Auditor-General revealed that ministries and State agencies failed to account for Sh16.6 billion raising doubts on the authenticity purported of their spending.
The Auditor-General said over 20 ministries and government agencies could not show payment vouchers, records on receipt of delivered products, and purchase of items outside the budget.
“The failure by Ministries, Departments, and Agencies (MDAs) to fully support payments cast doubt on the authenticity of the expenditure reported as incurred,” said the report tabled by the Auditor-General tabled in Parliament.
Some of the government departments that topped the list of the department that could not account for the Sh16.6 billion include ICT, Special Programmes, Infrastructure, and Broadcasting. The department of ICT failed to support payments worth about Sh3.6 billion, Special Programmes Sh3.4 billion, Infrastructure Sh2.5 billion, and Broadcasting and Telecommunications Sh1.1 billion.
Others were the National Land Commission (NLC) and the Independent Electoral and Boundaries Commission (IEBC).

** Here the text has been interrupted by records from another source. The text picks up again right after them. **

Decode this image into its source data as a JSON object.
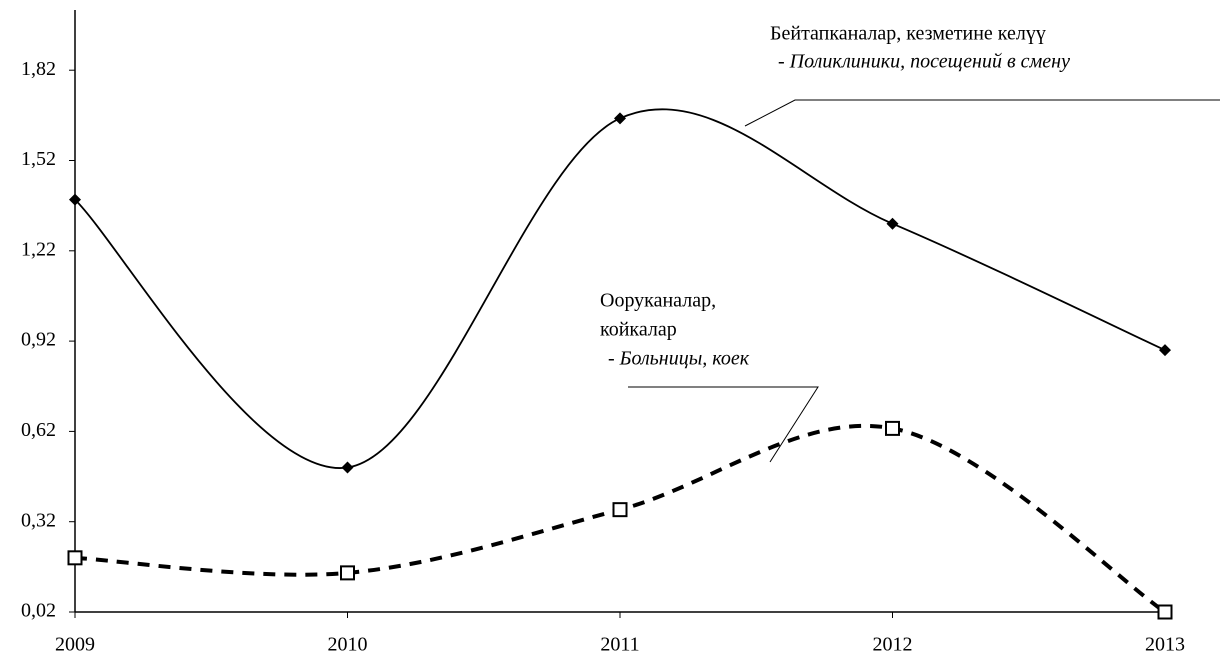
{
  "chart_data": {
    "type": "line",
    "categories": [
      "2009",
      "2010",
      "2011",
      "2012",
      "2013"
    ],
    "series": [
      {
        "name_lines": [
          "Бейтапканалар, кезметине келүү",
          "- Поликлиники, посещений в смену"
        ],
        "color": "#000000",
        "style": "solid",
        "marker": "diamond",
        "values": [
          1.39,
          0.5,
          1.66,
          1.31,
          0.89
        ]
      },
      {
        "name_lines": [
          "Ооруканалар,",
          "койкалар",
          "- Больницы, коек"
        ],
        "color": "#000000",
        "style": "dashed",
        "marker": "square",
        "values": [
          0.2,
          0.15,
          0.36,
          0.63,
          0.02
        ]
      }
    ],
    "ylim": [
      0.02,
      2.02
    ],
    "yticks": [
      {
        "value": 0.02,
        "label": "0,02"
      },
      {
        "value": 0.32,
        "label": "0,32"
      },
      {
        "value": 0.62,
        "label": "0,62"
      },
      {
        "value": 0.92,
        "label": "0,92"
      },
      {
        "value": 1.22,
        "label": "1,22"
      },
      {
        "value": 1.52,
        "label": "1,52"
      },
      {
        "value": 1.82,
        "label": "1,82"
      }
    ],
    "grid": false
  }
}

According to the report, Special Programmes did not issue correct records available to the Auditor-General to support expenditure on relief commodities amount to Sh3.4 billion.
The department also failed to account for revenue under the National Drought Management Authority and payments for maintenance of vehicles
Auditor-General said the State Department of Infrastructure’s expenditure supporting documents were not issued for the receivable balance of Sh1.1 billion, accounts payables amounting to Sh214.6 million, clearance account of Sh1.1 billion and, district suspense account of Sh110.9 million.
On the other end, the Broadcasting and Telecommunication department did not give out payment vouchers for use of goods and services amounting to Sh1.1 billion for audit.
The Auditor-General also raised concerns on the Sh142 billion balances that were not analyzed or supported.
The report by the Auditor-General shows that out of the 65 financial statements for entities with budgetary provisions, 19 got clean opinion while agreed with the underlying records, except for cases where material misstatements or omissions were noted leading to a qualified opinion.
Financial statements for nine entities showed significant misstatement leading to differing opinions – meaning the statement does not give accurate financial health.
Seven entities’ books of account show a serious and huge amount of misstatements that came from inadequate information, inadequacy or lack of records, and limitation of scope. This led to the Auditor- General not able to extract adequate information and could not form an opinion hence a disclaimer.